深夜、ふとした瞬間に指が動いて、気付けば相手のSNSをずっと下の方まで遡ってしまったこと、ありますよね。
本当は見たくなかったはずなのに、まるで何かに取り憑かれたように画面をスクロールして、ついに見つけてしまった5年前の投稿。
そこには、今の自分には一度も向けてくれたことがないような、熱烈で、ストレートで、青臭いほど情熱的な愛の言葉が並んでいた。
「私は、あの人の劣化版なのかな」「今の私との時間は、あの頃の輝きの残りカスなのかな」
そう思って、暗い部屋で一人、心臓が握りつぶされるような絶望を感じているあなたへ。
まずは、そんなに苦しい思いをするまで相手を大切に想っている自分を、どうか責めないであげてください。
心理カウンセラーとして、僕はこう考えます。
あなたが目にしたその「熱烈な言葉」は、彼にとっての「最高傑作」ではなく、単なる「未熟さの証」だったのかもしれない、と。
人は経験を重ねるごとに、愛の伝え方を変えていくものです。
若さゆえの勢いで吐き出した言葉は、確かにキラキラして見えるかもしれませんが、それは同時に、自分の感情を制御できずに振り回されていた姿でもあります。
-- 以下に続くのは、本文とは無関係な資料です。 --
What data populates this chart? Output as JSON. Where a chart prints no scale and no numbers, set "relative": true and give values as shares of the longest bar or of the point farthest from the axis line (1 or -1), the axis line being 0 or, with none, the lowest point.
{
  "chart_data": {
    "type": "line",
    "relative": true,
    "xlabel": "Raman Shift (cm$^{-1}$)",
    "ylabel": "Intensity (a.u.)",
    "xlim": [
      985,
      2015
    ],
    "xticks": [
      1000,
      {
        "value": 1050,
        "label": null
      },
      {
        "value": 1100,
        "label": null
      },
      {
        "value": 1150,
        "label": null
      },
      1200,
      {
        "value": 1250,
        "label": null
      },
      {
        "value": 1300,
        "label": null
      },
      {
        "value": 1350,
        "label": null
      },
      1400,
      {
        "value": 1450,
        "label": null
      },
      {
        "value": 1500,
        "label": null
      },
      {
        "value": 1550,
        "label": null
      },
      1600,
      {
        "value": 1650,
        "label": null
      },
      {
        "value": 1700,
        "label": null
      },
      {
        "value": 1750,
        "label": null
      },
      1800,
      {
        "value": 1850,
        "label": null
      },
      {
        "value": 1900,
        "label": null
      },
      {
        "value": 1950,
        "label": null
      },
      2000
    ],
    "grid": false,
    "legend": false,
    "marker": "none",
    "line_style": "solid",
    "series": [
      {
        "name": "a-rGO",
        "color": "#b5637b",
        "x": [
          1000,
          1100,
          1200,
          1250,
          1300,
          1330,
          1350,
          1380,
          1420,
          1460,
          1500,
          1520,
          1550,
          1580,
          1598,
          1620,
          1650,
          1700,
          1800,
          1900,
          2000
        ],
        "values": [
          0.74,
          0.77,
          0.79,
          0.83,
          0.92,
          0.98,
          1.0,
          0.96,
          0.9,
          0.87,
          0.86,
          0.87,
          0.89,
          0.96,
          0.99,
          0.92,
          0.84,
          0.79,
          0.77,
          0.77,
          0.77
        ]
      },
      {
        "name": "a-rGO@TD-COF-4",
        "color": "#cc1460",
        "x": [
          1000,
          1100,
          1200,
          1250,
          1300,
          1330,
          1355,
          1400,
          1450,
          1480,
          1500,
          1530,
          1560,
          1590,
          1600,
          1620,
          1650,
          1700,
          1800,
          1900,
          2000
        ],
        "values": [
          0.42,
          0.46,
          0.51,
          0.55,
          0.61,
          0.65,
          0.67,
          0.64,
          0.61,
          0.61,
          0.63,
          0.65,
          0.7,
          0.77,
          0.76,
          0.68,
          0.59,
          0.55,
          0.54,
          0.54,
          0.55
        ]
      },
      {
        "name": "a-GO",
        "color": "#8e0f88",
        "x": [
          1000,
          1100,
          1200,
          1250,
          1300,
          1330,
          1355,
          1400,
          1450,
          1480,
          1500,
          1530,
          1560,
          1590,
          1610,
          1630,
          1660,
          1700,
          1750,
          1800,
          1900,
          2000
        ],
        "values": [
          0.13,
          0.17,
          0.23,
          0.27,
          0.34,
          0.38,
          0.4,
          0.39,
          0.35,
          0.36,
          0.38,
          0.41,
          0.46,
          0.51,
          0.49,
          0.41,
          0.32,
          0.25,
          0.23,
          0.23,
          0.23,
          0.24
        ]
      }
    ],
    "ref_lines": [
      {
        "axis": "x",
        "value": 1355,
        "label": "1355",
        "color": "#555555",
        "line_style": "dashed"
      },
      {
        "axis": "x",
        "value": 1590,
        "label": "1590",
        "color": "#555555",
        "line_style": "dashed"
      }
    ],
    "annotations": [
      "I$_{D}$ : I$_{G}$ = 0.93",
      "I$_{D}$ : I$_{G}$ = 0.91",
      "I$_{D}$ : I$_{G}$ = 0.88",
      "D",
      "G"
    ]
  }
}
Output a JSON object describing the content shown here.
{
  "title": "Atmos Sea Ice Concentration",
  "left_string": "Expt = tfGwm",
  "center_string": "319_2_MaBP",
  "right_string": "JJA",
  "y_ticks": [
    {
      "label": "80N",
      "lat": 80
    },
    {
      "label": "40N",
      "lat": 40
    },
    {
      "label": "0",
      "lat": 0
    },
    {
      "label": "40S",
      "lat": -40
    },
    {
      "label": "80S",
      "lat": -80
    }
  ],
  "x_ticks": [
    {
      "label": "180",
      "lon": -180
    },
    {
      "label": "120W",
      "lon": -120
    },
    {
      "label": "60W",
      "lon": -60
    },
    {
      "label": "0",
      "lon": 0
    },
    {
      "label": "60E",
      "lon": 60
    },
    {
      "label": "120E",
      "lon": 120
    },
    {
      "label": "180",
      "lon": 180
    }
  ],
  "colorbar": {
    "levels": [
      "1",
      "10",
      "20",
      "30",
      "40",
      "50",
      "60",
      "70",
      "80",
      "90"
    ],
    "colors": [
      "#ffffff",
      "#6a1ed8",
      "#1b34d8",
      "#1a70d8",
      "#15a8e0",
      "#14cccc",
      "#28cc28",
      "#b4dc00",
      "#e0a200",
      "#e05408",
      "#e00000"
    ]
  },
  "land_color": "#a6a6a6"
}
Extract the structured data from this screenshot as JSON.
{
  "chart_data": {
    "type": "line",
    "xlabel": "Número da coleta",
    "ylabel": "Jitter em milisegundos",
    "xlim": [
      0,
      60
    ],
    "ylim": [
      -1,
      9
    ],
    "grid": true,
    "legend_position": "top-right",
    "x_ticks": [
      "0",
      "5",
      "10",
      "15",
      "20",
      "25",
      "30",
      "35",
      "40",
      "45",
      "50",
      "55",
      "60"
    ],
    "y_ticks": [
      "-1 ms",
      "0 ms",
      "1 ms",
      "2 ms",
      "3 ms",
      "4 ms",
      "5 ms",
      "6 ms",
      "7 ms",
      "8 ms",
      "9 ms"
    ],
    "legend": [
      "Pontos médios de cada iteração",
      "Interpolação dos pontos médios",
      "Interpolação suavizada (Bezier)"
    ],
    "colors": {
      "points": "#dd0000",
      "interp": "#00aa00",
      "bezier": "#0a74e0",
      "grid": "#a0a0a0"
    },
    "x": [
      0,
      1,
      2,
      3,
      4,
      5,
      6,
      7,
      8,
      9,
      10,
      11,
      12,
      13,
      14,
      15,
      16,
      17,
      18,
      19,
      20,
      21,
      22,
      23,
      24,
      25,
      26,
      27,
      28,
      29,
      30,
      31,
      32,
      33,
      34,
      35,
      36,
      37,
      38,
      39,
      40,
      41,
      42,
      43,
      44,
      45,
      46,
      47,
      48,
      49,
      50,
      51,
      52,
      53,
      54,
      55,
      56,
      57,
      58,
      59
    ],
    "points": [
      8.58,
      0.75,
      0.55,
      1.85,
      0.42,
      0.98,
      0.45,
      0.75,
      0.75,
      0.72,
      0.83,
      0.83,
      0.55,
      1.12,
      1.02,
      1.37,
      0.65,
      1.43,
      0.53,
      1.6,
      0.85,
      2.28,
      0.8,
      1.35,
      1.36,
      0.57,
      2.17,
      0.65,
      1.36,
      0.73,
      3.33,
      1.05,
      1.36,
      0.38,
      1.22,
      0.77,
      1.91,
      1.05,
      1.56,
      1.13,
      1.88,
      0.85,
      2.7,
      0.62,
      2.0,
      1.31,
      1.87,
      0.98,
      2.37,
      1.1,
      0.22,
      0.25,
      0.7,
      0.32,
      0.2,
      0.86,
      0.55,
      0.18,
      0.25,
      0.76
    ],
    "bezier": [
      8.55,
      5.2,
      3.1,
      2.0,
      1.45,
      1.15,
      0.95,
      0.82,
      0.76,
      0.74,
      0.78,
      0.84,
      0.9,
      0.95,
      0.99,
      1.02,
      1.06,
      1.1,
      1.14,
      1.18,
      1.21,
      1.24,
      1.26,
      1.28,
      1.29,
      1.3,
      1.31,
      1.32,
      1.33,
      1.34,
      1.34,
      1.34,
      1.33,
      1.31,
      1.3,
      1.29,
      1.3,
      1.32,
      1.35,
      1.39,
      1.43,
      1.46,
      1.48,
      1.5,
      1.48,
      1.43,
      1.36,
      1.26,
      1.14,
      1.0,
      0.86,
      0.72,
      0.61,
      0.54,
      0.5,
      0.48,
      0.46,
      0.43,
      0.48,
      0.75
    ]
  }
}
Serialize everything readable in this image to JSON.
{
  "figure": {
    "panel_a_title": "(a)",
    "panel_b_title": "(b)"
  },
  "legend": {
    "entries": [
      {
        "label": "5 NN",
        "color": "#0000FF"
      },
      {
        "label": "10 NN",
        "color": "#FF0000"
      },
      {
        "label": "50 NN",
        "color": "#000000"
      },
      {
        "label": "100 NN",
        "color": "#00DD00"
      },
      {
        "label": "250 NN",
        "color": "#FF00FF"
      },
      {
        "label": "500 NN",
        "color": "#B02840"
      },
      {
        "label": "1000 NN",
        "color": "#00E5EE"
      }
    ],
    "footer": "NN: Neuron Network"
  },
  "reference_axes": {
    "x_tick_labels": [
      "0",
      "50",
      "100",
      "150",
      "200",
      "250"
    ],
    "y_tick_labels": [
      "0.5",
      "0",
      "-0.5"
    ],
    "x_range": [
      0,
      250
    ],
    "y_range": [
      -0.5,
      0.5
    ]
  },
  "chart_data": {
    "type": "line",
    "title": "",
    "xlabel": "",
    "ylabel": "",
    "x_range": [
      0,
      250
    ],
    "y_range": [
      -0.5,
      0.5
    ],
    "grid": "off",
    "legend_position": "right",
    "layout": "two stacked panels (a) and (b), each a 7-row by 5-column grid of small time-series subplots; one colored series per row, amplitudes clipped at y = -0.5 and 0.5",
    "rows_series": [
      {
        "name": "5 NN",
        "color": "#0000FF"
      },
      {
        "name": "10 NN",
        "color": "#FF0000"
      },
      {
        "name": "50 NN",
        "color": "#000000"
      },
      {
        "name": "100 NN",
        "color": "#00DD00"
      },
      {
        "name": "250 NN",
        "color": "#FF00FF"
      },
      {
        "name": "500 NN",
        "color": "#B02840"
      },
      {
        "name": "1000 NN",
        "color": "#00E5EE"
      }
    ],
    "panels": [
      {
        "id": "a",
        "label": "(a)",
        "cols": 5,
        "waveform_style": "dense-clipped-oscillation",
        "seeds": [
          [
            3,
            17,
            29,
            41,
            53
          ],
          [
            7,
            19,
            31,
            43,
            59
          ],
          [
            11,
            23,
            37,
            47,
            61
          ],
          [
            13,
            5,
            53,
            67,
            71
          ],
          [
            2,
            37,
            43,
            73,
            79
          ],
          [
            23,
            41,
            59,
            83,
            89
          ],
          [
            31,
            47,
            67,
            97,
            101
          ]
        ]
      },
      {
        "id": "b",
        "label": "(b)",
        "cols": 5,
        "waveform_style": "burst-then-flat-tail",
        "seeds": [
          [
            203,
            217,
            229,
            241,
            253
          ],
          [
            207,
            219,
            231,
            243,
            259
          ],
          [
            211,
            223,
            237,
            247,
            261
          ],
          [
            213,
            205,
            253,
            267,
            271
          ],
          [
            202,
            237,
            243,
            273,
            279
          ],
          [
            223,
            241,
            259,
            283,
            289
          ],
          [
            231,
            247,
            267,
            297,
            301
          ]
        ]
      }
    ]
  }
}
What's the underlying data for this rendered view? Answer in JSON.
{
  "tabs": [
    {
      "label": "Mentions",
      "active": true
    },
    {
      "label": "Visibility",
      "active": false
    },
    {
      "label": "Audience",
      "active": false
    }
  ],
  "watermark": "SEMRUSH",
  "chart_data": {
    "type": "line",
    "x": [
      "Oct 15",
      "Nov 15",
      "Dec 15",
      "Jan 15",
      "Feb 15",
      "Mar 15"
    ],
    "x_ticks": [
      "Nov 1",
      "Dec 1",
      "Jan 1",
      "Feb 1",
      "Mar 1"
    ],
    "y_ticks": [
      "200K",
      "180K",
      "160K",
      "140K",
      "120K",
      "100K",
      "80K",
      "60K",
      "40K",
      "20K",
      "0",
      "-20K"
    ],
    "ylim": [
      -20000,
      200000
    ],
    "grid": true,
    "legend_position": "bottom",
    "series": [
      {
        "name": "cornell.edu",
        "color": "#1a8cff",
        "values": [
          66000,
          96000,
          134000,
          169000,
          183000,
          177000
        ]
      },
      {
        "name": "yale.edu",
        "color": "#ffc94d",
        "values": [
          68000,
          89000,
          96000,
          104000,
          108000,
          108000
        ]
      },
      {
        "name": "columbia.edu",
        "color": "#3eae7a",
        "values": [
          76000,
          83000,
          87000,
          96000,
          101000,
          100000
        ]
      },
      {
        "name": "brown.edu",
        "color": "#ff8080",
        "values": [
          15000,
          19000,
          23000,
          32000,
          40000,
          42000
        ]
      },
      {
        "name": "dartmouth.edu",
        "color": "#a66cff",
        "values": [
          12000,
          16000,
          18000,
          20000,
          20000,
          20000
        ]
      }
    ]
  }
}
一方で、今の彼があなたに見せている姿はどうでしょうか。
情熱的な言葉は少なくても、一緒にいる時の穏やかな空気や、ふとした時に見せる安心した表情、それこそが、彼が紆余曲折を経てたどり着いた「本当の愛の形」なのだと僕は思います。
繊細さんは、相手の些細な変化や過去の影に敏感に反応してしまいます。
だからこそ、過去の「言葉」という形に残ったものに、今の自分の「存在」が負けてしまったように感じてしまうんですよね。
でもね、思い出は美化されるし、SNSの言葉は切り取られた一瞬に過ぎません。
彼は、その熱烈な言葉を送っていた相手とは、結局「今」を一緒に過ごすことができなかった。
そして、今の彼が選んで、隣にいたいと願っているのは、他の誰でもない、今のあなたなんです。
「劣化版」なんて、絶対に思わないでください。
むしろ、彼をより深く、より穏やかに愛せる大人へと成長させたのは、過去の経験であり、その完成形としての彼と向き合っているのがあなたなのです。
もしまた、深夜に心がざわついて、自分を傷つけるような探し物をしてしまいそうになったら。
その時は、温かい飲み物を一口飲んで、スマートフォンの画面を閉じて、大きく深呼吸をしてみてください。
過去の幽霊と戦う必要はありません。
あなたが今、感じているその痛みさえも、あなたが人を深く愛せる優しい心を持っている証拠ですから。
僕は、そんな一生懸命なあなたの味方でありたいと思っています。
ゆっくりでいいんです。少しずつ、今目の前にある確かな温もりだけを信じられるように、一緒に歩んでいきましょう。